The Flames have talent throughout their lineup, whether it's Johnny Gaudreau up front or Mark Giordano and Dougie Hamilton on the back end, but their netminder Brian Elliott was the key to their surprising and impressive run that propelled them into the playoffs.

Per, Elliott sported a .897 save percentage in his first 24 games, but upped his save percentage to .924 over the next 17, which of course directly coincided with his 11-game winning streak that put the Flames back on track.

Elliott was tremendous in net for the Blues during the 2016 run to the conference finals, so if Elliott can keep form, anything can happen for a Flames team that has enough skill to complement their goalie.

Why They Won't Win It All:

Because the Ducks are their nightmare matchup

The Ducks have absolutely owned the Flames for pretty much the duration of the California-based franchise's existence. In 2015, the last time these two teams met in the playoffs, the Ducks won in five games.

The Flames have only beaten the Ducks once in the playoffs away from home and that came in 2005. They would ultimately lose that series in seven games.

In fact, they haven't even won in Anaheim in the regular season since 2004.

The Ducks are playing fantastic hockey right now and while anything can happen, history suggests that the Flames got a bad draw here and might not be long for these playoffs.

Nashville Predators - 94 Points - 2nd Wild Card


NASHVILLE, TN - OCTOBER 14: P.K. Subban #76 of the Nashville Predators celebrates his first regular season goal as a newly acquired Predator against the Chicago Blackhawks at Bridgestone Arena on October 14, 2016 in Nashville, Tennessee. (Photo by Sanford Myers/Getty Images)

A quick look through the Nashville Predators' roster makes one wonder why this team struggled just to get into the playoffs. The Predators' roster is arguably as stacked as any in the league from front to back, yet they've lacked the consistency to make outsiders look at them as a true threat as we head into the playoffs. But can they upend the Chicago Blackhawks and make a run towards to the cup?

Why They'll Win it All:

Because they're as talented as any team out there and have one of the best bluelines in the NHL

If defensemen win championships, the Predators are in great shape heading into the postseason. Their top four defensemen, Roman Josi, Ryan Ellis, P.K. Subban and Mattias Ekholm are the anchors of a Nashville defense that can not only defend, but can push the puck up ice themselves and create scoring chances as well as any group in the NHL.
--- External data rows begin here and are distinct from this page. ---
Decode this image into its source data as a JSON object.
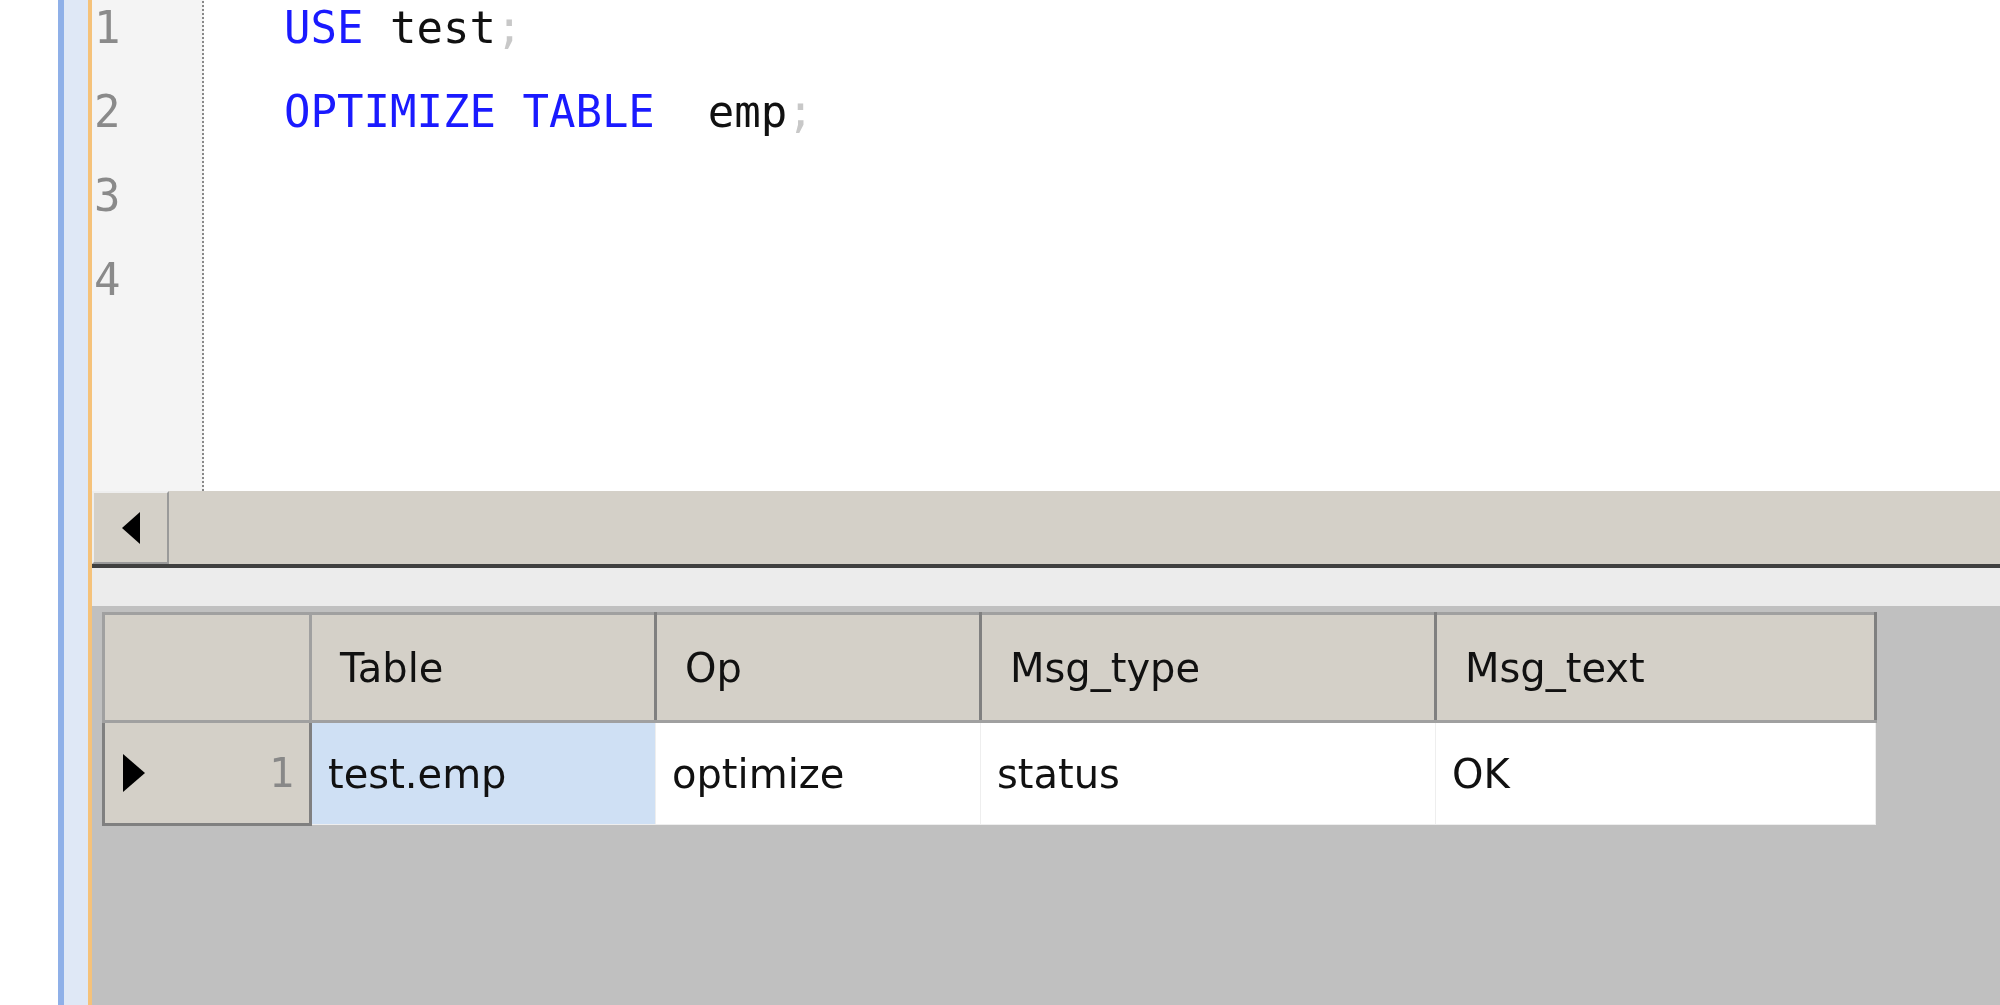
{
  "editor": {
    "lines": [
      {
        "number": "1",
        "tokens": [
          {
            "kind": "keyword",
            "text": "USE"
          },
          {
            "kind": "plain",
            "text": " test"
          },
          {
            "kind": "punct",
            "text": ";"
          }
        ]
      },
      {
        "number": "2",
        "tokens": [
          {
            "kind": "keyword",
            "text": "OPTIMIZE TABLE"
          },
          {
            "kind": "plain",
            "text": "  emp"
          },
          {
            "kind": "punct",
            "text": ";"
          }
        ]
      },
      {
        "number": "3"
      },
      {
        "number": "4"
      }
    ]
  },
  "results": {
    "columns": [
      "Table",
      "Op",
      "Msg_type",
      "Msg_text"
    ],
    "rows": [
      {
        "number": "1",
        "current": true,
        "cells": [
          {
            "text": "test.emp",
            "selected": true
          },
          {
            "text": "optimize",
            "selected": false
          },
          {
            "text": "status",
            "selected": false
          },
          {
            "text": "OK",
            "selected": false
          }
        ]
      }
    ]
  }
}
While Subban has the name recognition (and skills to back it up), it's Josi that leads the Predators with 49 points, including seven goals on the power play for the Predators. If they're going to beat the Blackhawks in round one, it'll fall on their defense to give Pekka Rinne the support he needs to get the job done and to push play into Chicago's end of the ice and away from their own net.
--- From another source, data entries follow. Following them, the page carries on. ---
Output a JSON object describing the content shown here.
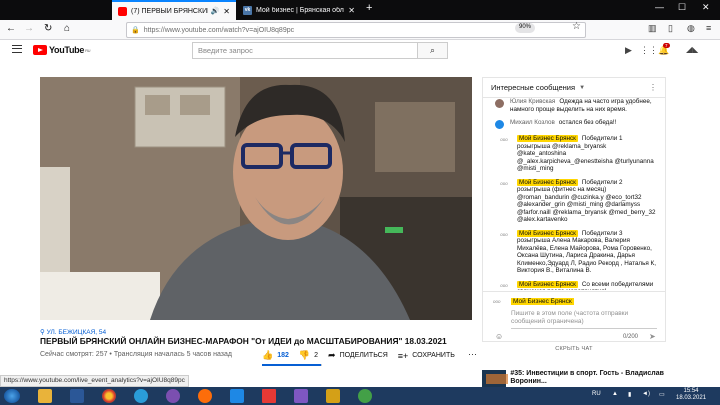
{
  "browser": {
    "tabs": [
      {
        "title": "(7) ПЕРВЫЙ БРЯНСКИЙ С",
        "audio": true,
        "active": true
      },
      {
        "title": "Мой бизнес | Брянская облас",
        "audio": false,
        "active": false
      }
    ],
    "url": "https://www.youtube.com/watch?v=ajOIU8q89pc",
    "zoom": "90%"
  },
  "youtube": {
    "logo": "YouTube",
    "region": "RU",
    "search_placeholder": "Введите запрос",
    "notifications_count": "7"
  },
  "video": {
    "location": "УЛ. БЕЖИЦКАЯ, 54",
    "title": "ПЕРВЫЙ БРЯНСКИЙ ОНЛАЙН БИЗНЕС-МАРАФОН \"От ИДЕИ до МАСШТАБИРОВАНИЯ\" 18.03.2021",
    "meta": "Сейчас смотрят: 257 • Трансляция началась 5 часов назад",
    "likes": "182",
    "dislikes": "2",
    "share_label": "ПОДЕЛИТЬСЯ",
    "save_label": "СОХРАНИТЬ",
    "like_ratio": 0.99
  },
  "chat": {
    "header": "Интересные сообщения",
    "messages": [
      {
        "author": "Юлия Кривская",
        "text": "Одеждa на часто игра удобнее, намного проще выделить на них время.",
        "avatar_color": "#8d6e63",
        "owner": false
      },
      {
        "author": "Михаил Козлов",
        "text": "остался без обеда!!",
        "avatar_color": "#1e88e5",
        "owner": false
      },
      {
        "author": "Мой Бизнес Брянск",
        "text": "Победители 1 розыгрыша @reklama_bryansk @kate_antoshina @_alex.karpicheva_@enestteisha @turlyunanna @misti_ming",
        "owner": true
      },
      {
        "author": "Мой Бизнес Брянск",
        "text": "Победители 2 розыгрыша (фитнес на месяц) @roman_bandurin @cuzinka.y @eco_tort32 @alexander_grin @misti_ming @darlamyss @farfor.naill @reklama_bryansk @med_berry_32 @alex.kartavenko",
        "owner": true
      },
      {
        "author": "Мой Бизнес Брянск",
        "text": "Победители 3 розыгрыша Алена Макарова, Валерия Михалёва, Елена Майорова, Рома Горовенко, Оксана Шутина, Лариса Дракина, Дарья Клименко,Эдуард Л, Радио Рекорд , Наталья К, Виктория В., Виталина В.",
        "owner": true
      },
      {
        "author": "Мой Бизнес Брянск",
        "text": "Со всеми победителями свяжемся после мероприятия!",
        "owner": true
      }
    ],
    "compose_author": "Мой Бизнес Брянск",
    "compose_placeholder": "Пишите в этом поле (частота отправки сообщений ограничена)",
    "counter": "0/200",
    "hide_label": "СКРЫТЬ ЧАТ"
  },
  "recommendation": {
    "title": "#35: Инвестиции в спорт. Гость - Владислав Воронин..."
  },
  "status_url": "https://www.youtube.com/live_event_analytics?v=ajOIU8q89pc",
  "taskbar": {
    "lang": "RU",
    "time": "15:54",
    "date": "18.03.2021"
  }
}
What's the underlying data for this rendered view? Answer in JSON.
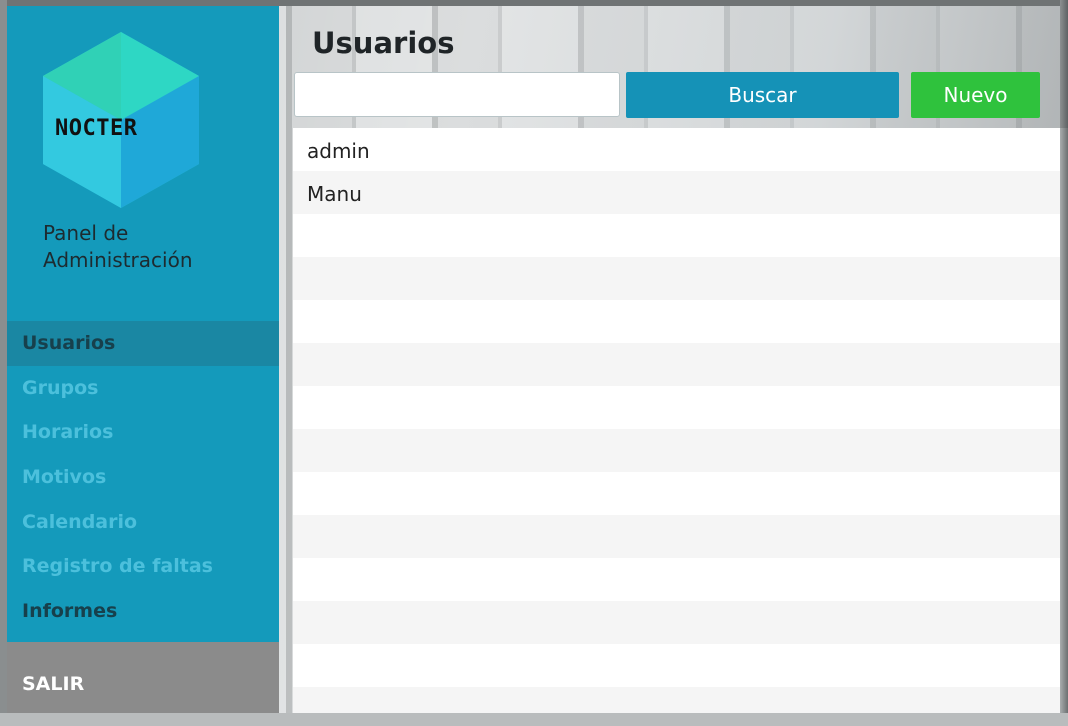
{
  "brand": {
    "logo_text": "NOCTER",
    "panel_title": "Panel de Administración"
  },
  "menu": [
    {
      "label": "Usuarios",
      "state": "active"
    },
    {
      "label": "Grupos",
      "state": "muted"
    },
    {
      "label": "Horarios",
      "state": "muted"
    },
    {
      "label": "Motivos",
      "state": "muted"
    },
    {
      "label": "Calendario",
      "state": "muted"
    },
    {
      "label": "Registro de faltas",
      "state": "muted"
    },
    {
      "label": "Informes",
      "state": "normal"
    }
  ],
  "logout_label": "SALIR",
  "main": {
    "title": "Usuarios",
    "search": {
      "value": "",
      "placeholder": ""
    },
    "search_button": "Buscar",
    "new_button": "Nuevo"
  },
  "users": [
    "admin",
    "Manu"
  ],
  "colors": {
    "sidebar": "#149abb",
    "active_item": "#1a87a3",
    "search_button": "#1592b7",
    "new_button": "#2fc23d",
    "logout_bg": "#8b8b8b"
  }
}
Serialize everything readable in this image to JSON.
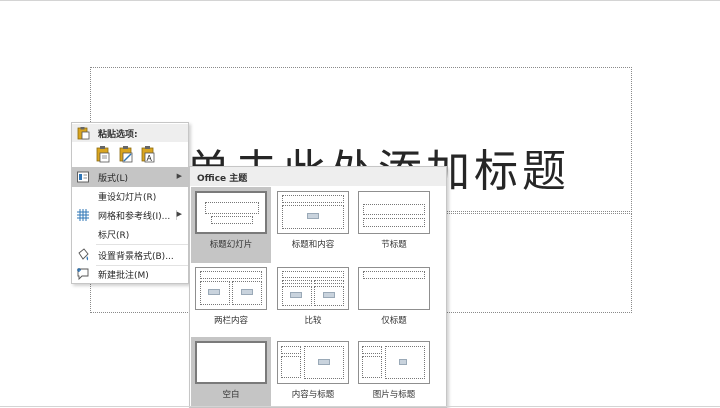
{
  "slide": {
    "title_text": "单击此处添加标题"
  },
  "context_menu": {
    "paste_header": "粘贴选项:",
    "paste_icons": [
      "paste-keep-source-icon",
      "paste-picture-icon",
      "paste-text-only-icon"
    ],
    "items": [
      {
        "label": "版式(L)",
        "icon": "layout-icon",
        "submenu": true,
        "highlighted": true
      },
      {
        "label": "重设幻灯片(R)",
        "icon": "",
        "submenu": false
      },
      {
        "label": "网格和参考线(I)...",
        "icon": "grid-icon",
        "submenu": true
      },
      {
        "label": "标尺(R)",
        "icon": "",
        "submenu": false
      },
      {
        "label": "设置背景格式(B)...",
        "icon": "format-background-icon",
        "submenu": false
      },
      {
        "label": "新建批注(M)",
        "icon": "new-comment-icon",
        "submenu": false
      }
    ]
  },
  "layout_menu": {
    "header": "Office 主题",
    "layouts": [
      {
        "label": "标题幻灯片",
        "selected": true
      },
      {
        "label": "标题和内容",
        "selected": false
      },
      {
        "label": "节标题",
        "selected": false
      },
      {
        "label": "两栏内容",
        "selected": false
      },
      {
        "label": "比较",
        "selected": false
      },
      {
        "label": "仅标题",
        "selected": false
      },
      {
        "label": "空白",
        "selected": true
      },
      {
        "label": "内容与标题",
        "selected": false
      },
      {
        "label": "图片与标题",
        "selected": false
      }
    ]
  },
  "colors": {
    "highlight": "#c5c5c5",
    "menu_header": "#eeeeee",
    "icon_blue": "#2e75b6",
    "icon_gold": "#d9a520"
  }
}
Why They Won't Win It All:

Because the Chicago Blackhawks stand between them and the second round of the playoffs

The Predators' slow start to the season looks like it will ultimately be the cause of their demise. If they won a few more games in the early going they could be looking at a favorable matchup, one where they'd even have home ice (they've been great at home, 24-9-8 this year, compared to 17-20-4 on the road).
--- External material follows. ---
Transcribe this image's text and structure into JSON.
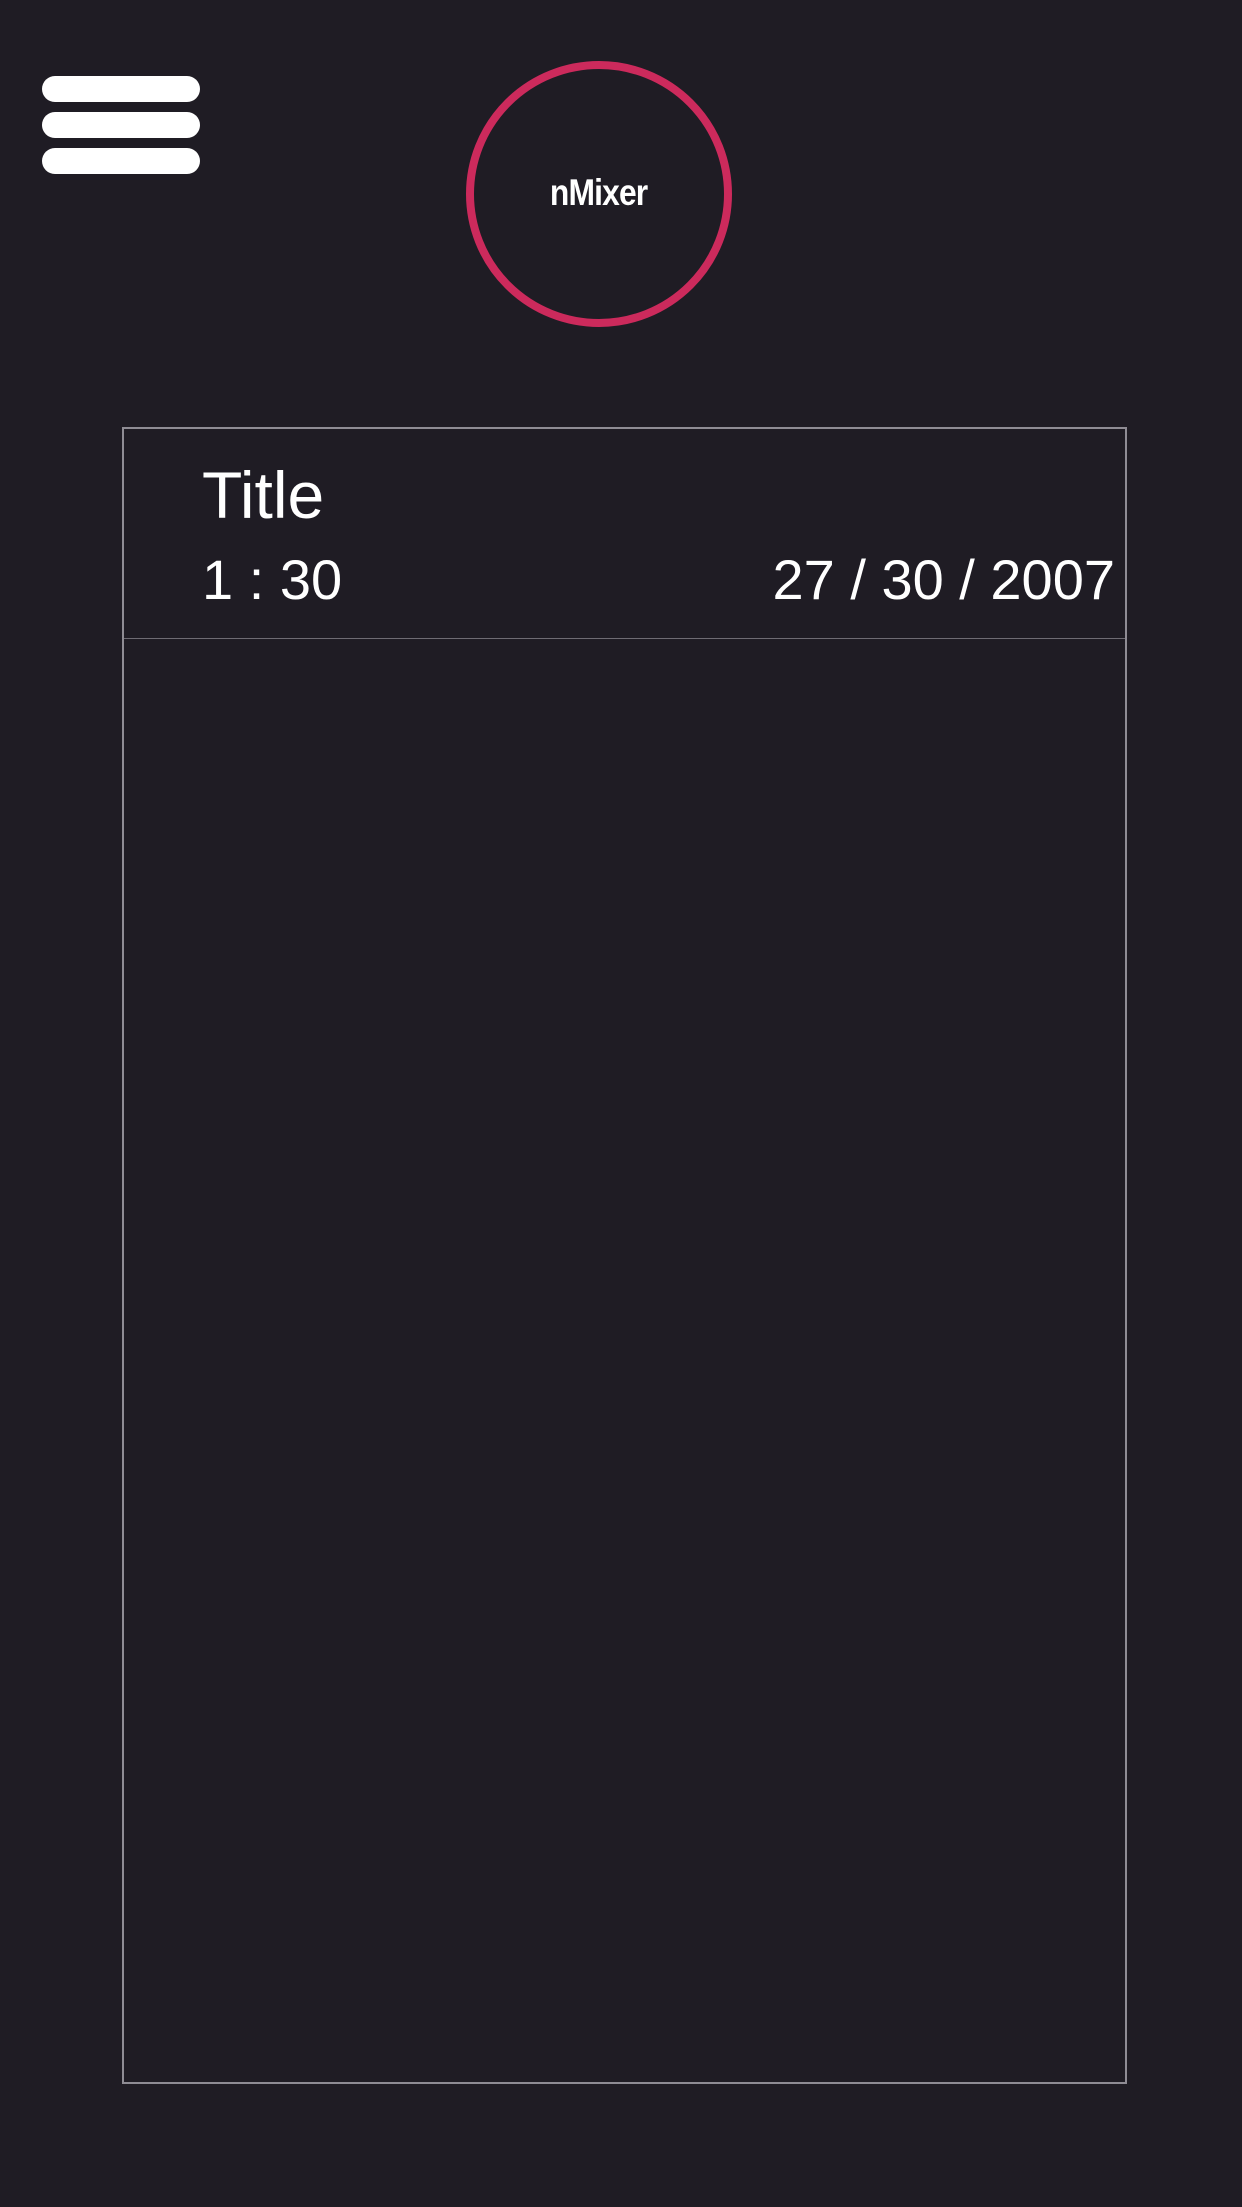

Instead they'll be forced to visit the Blackhawks, who not only have thrived at home, but are grizzled playoff veterans who know how to win, especially against Nashville.

The Blackhawks won the season series over the Preds four games to one this year and were outscored 13-20 in those games.

Unfortunately for the Predators, they face an uphill battle because of the 2016 portion of their schedule. It'll take some doing to get themselves out of the messy first-round matchup they've gotten themselves into.

Western Conference Final Prediction: San Jose Sharks Over Minnesota Wild 4-3

The Sharks won't have an easy time with the McDavid-led Oilers, but they have the veteran presence and firepower to overwhelm the younger and more inexperienced Edmonton team. From there, they draw the winner of Anaheim vs. Calgary and then onto the Western Conference final. I think the Wild find their way there from the top half of the bracket, but ultimately fall short to a Sharks team that makes its second Stanley Cup appearance in as many seasons.